Dummy Dependent Variables

dependent Variables是dummy，而independent是quantitative Variables。
这实际上是分类模型，有大量的classifier模型可以用，例如决策树模型，SVM等等

用OLS做这个模型，被称为Linear probability model
Linear probability model有诸多缺点，wikipedia总结的很好：

Some problems are inherent in the LPM model:

The regression line will not be a well-fitted one and hence measures of significance, such as R2, will not be reliable.

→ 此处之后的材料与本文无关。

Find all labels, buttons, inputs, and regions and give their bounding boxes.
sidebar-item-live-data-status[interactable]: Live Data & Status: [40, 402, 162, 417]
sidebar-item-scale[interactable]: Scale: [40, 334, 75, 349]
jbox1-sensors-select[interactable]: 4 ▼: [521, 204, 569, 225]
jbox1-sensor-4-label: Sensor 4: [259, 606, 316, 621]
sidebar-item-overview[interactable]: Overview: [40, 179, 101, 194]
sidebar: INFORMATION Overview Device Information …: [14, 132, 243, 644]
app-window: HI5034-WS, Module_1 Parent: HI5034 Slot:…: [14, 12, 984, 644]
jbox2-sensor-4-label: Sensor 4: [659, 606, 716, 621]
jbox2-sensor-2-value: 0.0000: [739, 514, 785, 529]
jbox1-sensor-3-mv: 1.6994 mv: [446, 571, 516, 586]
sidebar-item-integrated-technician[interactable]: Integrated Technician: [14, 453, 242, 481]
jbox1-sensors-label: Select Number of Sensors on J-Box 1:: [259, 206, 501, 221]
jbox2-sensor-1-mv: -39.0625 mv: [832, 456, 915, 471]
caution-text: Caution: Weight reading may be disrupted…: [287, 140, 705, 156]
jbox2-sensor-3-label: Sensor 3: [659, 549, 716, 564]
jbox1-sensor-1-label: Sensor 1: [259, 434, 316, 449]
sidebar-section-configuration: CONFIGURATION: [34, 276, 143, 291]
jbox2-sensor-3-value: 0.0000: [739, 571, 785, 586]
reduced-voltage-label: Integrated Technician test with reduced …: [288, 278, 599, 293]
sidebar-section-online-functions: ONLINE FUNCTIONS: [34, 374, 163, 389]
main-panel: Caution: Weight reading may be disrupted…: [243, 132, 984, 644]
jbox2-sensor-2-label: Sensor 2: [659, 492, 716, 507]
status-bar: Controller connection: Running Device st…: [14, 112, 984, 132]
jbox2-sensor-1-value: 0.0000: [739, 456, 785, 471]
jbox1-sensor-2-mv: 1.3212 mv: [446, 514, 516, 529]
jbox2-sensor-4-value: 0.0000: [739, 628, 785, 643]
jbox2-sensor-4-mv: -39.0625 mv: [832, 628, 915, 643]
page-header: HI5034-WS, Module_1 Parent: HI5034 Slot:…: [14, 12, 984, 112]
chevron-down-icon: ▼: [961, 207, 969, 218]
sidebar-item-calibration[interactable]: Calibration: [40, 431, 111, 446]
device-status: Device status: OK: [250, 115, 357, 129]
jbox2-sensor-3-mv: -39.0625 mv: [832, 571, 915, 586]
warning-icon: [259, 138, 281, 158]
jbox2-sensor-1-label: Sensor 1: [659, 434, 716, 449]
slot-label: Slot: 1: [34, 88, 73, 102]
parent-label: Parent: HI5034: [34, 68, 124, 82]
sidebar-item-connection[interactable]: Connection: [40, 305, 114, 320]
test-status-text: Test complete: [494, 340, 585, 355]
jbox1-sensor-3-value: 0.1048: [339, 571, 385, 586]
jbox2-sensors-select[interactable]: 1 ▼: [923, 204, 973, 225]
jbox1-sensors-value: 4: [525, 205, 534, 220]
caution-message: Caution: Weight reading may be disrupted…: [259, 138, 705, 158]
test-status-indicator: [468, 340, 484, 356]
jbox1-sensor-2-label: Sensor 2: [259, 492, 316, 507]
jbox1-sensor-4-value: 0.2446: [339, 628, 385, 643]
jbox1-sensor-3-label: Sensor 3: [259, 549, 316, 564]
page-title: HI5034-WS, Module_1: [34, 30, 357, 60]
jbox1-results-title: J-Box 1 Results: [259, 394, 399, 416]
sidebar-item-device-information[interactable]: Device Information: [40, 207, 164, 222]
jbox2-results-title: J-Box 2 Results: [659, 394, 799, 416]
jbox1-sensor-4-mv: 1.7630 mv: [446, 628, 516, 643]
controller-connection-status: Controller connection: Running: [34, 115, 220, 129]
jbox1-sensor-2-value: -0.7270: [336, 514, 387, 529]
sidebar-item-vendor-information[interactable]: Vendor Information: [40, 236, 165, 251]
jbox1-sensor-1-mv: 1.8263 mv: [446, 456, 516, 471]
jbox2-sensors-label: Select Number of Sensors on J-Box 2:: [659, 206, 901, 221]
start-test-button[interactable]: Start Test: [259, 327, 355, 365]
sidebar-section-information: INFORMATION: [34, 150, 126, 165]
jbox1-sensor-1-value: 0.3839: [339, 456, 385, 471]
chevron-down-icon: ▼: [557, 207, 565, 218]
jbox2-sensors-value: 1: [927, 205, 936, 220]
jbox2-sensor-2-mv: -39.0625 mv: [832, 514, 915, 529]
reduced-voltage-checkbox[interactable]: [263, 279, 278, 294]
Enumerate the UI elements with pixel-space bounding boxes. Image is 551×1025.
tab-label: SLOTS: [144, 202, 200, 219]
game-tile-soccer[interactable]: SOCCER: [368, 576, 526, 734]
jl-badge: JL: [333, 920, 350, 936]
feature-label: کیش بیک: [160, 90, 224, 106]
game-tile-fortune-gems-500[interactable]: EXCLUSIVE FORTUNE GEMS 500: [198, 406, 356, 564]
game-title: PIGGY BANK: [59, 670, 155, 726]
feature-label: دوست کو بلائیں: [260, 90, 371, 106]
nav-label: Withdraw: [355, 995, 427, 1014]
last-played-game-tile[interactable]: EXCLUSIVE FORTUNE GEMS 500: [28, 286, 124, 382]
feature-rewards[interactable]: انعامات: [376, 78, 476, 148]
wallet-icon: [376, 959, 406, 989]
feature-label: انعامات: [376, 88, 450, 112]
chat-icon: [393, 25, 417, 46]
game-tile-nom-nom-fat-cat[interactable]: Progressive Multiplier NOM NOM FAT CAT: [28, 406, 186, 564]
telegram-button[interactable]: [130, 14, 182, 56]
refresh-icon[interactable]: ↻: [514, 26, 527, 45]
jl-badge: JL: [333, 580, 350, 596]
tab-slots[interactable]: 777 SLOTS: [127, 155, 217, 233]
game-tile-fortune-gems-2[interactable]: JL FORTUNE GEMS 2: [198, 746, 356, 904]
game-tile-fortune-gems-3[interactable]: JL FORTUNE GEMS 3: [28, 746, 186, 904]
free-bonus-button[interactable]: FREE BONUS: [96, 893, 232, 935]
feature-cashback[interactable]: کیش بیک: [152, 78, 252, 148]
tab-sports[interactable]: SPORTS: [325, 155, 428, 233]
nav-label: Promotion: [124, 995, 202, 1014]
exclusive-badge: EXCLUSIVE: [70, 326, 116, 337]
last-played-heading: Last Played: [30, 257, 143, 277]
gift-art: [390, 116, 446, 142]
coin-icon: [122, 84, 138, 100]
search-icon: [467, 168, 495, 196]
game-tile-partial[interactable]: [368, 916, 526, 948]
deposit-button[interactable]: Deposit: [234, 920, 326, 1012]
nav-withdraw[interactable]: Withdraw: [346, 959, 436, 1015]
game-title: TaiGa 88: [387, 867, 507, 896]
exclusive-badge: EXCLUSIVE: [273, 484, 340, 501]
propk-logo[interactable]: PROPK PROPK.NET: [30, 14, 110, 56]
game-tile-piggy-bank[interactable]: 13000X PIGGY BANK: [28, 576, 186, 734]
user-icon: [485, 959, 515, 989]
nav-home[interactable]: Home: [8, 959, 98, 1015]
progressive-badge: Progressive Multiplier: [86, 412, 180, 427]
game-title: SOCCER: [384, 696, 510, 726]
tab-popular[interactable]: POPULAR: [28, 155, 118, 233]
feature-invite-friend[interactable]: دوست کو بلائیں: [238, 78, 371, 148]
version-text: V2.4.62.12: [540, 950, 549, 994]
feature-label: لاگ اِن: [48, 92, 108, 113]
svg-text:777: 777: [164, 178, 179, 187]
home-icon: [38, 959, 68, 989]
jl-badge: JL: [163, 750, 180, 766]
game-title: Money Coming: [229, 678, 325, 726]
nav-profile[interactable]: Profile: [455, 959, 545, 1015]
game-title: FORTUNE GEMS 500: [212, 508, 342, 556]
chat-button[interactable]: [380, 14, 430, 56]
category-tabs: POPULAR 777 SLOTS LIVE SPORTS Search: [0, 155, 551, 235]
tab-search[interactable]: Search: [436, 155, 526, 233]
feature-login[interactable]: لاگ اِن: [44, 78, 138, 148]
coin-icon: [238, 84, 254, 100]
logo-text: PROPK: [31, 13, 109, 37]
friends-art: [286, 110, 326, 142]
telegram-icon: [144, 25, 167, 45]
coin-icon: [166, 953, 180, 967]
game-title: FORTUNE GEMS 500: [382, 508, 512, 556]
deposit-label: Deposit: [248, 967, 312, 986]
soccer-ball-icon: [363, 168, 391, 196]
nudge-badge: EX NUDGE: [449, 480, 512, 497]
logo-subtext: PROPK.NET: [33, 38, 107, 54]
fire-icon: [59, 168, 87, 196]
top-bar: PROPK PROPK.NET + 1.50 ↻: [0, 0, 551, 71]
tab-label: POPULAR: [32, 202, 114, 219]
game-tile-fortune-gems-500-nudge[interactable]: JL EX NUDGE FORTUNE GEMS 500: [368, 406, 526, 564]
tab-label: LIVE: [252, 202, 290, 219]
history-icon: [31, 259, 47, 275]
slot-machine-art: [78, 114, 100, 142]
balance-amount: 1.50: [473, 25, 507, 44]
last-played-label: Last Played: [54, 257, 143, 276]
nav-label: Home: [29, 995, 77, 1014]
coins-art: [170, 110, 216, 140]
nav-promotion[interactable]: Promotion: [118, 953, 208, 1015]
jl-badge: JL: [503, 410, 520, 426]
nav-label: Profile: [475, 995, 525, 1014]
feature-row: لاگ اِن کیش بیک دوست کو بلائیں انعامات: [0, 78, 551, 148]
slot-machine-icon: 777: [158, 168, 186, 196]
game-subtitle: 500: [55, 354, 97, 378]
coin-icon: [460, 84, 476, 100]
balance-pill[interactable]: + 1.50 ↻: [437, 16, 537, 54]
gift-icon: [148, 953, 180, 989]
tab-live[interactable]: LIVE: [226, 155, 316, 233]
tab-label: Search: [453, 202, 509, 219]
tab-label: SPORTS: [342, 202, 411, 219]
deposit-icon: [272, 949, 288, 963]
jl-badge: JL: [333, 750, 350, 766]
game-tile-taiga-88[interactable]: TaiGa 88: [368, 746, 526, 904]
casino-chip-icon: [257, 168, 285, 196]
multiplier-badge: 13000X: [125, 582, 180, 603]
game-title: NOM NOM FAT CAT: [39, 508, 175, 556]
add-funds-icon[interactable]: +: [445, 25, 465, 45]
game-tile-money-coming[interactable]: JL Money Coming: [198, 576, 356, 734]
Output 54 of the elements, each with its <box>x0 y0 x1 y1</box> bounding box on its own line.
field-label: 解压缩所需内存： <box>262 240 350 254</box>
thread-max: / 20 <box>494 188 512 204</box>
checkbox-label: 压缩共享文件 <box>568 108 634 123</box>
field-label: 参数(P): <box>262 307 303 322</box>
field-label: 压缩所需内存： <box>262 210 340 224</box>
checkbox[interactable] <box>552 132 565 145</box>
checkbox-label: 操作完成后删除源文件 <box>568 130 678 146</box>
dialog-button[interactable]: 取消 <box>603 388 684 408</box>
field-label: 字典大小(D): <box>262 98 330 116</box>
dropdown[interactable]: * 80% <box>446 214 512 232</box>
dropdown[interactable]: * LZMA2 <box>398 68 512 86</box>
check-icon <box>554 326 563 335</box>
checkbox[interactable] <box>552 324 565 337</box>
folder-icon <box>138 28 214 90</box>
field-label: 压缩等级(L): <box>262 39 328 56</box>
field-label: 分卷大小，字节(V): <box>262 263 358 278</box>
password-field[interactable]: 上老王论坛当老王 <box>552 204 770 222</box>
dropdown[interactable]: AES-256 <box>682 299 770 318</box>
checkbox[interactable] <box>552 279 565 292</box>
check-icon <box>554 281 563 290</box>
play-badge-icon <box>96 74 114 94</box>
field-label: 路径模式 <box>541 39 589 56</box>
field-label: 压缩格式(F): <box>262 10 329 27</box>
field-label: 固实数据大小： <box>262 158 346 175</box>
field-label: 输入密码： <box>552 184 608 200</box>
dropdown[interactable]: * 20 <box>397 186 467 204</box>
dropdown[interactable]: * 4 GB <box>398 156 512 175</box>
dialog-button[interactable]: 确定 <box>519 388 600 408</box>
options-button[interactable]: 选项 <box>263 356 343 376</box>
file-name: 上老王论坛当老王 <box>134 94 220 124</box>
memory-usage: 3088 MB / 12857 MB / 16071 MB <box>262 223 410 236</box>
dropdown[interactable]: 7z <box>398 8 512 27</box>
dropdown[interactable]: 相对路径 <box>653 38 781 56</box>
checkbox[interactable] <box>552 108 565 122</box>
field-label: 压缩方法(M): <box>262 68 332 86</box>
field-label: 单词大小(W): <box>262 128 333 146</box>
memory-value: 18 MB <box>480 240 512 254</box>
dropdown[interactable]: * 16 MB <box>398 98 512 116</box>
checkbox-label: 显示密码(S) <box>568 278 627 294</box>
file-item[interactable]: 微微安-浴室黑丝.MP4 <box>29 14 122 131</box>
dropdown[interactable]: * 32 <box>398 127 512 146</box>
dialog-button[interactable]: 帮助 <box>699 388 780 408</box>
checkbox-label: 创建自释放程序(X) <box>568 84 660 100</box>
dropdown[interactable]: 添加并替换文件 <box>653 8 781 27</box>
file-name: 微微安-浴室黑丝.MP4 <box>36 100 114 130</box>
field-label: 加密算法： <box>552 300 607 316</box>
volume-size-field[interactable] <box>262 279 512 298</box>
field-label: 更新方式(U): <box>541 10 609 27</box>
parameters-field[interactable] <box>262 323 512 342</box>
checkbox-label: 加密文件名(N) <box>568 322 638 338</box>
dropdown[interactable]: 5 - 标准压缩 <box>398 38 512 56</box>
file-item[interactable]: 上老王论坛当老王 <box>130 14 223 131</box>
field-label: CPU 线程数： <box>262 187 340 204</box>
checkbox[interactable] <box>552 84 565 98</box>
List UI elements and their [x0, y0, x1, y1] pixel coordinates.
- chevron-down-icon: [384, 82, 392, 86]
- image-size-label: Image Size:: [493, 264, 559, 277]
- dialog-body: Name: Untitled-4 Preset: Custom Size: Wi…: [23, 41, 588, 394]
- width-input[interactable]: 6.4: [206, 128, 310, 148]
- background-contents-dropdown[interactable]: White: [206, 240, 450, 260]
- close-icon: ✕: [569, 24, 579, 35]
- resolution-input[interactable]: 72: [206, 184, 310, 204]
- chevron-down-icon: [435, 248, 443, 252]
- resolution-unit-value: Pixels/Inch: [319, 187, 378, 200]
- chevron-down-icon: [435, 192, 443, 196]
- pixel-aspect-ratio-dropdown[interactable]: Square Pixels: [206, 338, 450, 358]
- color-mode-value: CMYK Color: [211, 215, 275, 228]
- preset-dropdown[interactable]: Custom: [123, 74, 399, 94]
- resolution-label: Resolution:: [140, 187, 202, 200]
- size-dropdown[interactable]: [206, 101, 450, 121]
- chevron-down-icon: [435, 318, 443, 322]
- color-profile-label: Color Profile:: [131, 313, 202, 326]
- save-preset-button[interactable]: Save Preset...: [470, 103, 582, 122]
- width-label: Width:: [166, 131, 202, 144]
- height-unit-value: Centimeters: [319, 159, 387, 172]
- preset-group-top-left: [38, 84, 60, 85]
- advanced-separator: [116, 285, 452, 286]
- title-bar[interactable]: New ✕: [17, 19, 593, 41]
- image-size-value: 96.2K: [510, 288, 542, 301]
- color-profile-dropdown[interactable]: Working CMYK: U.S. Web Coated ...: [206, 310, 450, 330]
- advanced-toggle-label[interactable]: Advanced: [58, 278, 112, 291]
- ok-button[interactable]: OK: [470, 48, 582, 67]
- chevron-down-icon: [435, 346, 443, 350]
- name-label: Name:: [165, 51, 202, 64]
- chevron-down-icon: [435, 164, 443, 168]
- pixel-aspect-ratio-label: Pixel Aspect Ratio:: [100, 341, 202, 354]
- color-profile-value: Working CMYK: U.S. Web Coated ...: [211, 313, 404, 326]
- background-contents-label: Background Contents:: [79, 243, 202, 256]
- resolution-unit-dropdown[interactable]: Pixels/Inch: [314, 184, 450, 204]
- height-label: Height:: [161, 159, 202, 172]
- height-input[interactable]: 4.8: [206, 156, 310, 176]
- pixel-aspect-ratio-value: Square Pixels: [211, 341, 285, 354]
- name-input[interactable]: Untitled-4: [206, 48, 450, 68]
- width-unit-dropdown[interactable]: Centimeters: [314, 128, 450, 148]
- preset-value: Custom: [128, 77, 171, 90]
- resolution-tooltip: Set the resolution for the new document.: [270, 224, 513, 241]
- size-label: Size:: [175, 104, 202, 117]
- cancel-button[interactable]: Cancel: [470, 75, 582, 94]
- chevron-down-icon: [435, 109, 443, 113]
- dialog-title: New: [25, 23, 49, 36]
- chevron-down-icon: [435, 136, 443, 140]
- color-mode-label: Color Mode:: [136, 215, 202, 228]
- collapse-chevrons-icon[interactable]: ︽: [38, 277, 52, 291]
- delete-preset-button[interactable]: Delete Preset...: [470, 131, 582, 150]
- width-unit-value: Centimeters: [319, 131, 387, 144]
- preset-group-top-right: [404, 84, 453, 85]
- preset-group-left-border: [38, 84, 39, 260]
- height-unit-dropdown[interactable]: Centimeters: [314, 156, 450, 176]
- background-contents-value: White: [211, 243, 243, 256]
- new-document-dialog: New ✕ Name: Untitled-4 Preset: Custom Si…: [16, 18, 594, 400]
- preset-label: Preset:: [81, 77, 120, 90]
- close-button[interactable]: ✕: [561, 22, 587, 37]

Models that are analyzed using the LPM approach will have heteroscedastic disturbances.

The error term will have a non-normal distribution.

The LPM may give predicted values of the dependent variable that are greater than 1 or less than 0. This will be difficult to interpret as the predicted values are intended to be probabilities, which must lie between 0 and 1.

There might exist a non-linear relationship between the variables of the LPM model, in which case, the linear regression will not fit the data accurately.

为了规避这些缺点，改进为logit regression,见于我的另一篇文章逻辑回归

大名鼎鼎的logit regression本质上可以归类为Dummy Variable Regression

模型检验

对整个模型的检验（F检验） H0:$b_1=b_2=…=0$
对系数的检验（t检验） H0:$b_j=0$